The mediator, Bruce Myerson, is a Phoenix attorney. He will spend the day on Feb. 3 meeting with Larby, the faculty, and the site council.

"He's an attorney who's done mediation before in several arenas including schools, so he is trained in that regard," Weissenfels said. "There will be a follow-up to the Feb. 3 meeting, most likely on Feb. 5. The nature of that will depend on what he picks up on."

Larby, who is in his fifth year as principal at RCMS, declined to comment on the mediation.

"It's a personnel thing and we don't usually comment on personnel matters," Larby said. "There are (sensitive issues) and the more I go into detail just kind of muddies that."

Both Weissenfels and Larby emphasized their belief that a lot of positive steps have been taken since the Christmas vacation.

"(Larby) has developed some programs ... meant to identify personalities and so on so they match up with each other and understand each other a little bit better, so he's already done some things to try to create improvement and a better atmosphere and some working relationships," Weissenfels said.

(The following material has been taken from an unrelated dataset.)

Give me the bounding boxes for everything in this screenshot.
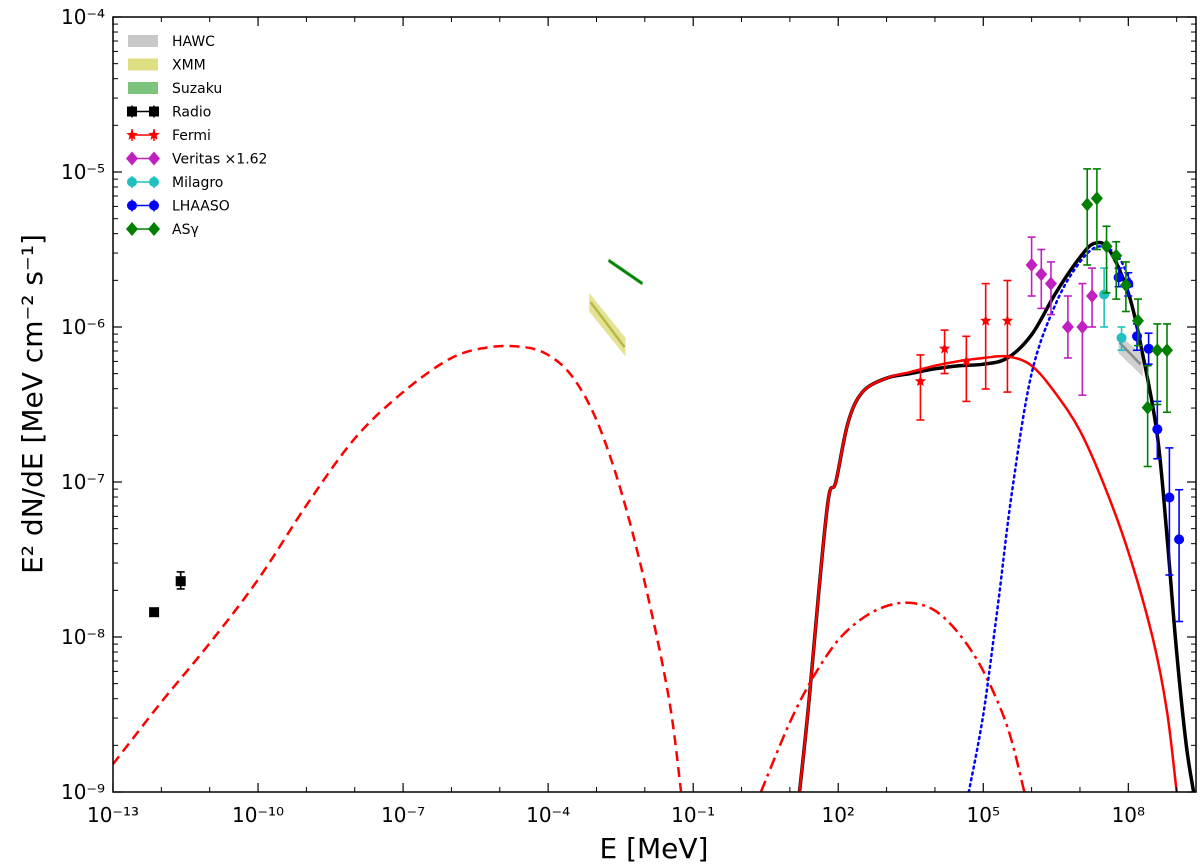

"We're going to do more work with that at a faculty meeting (Friday), and we're also taking a look at ... a program that focuses on enjoying your workplace and supporting one another," Larby said.

Sparks agrees that progress has been made.

"I personally already have seen positive changes taking place from both sides," she said. "What everybody hopes for from the mediation is healing. What we're all hoping for is improvement of the climate here.

"I can tell you as a guidance counselor that when there are relationship problems, there are problems both ways," she said. "Although I do not agree ... about it being 50-50, I do know when two people are involved there are always two frames of reference."

It is bringing those two frames closer together that Weissenfels hopes will be the outcome of the mediation process.

"In a case like this, you've got a lot of good people involved all the way around, so it's going to be an awkward situation," he said. "So this is probably the best attempt we can make now to try to get it to work."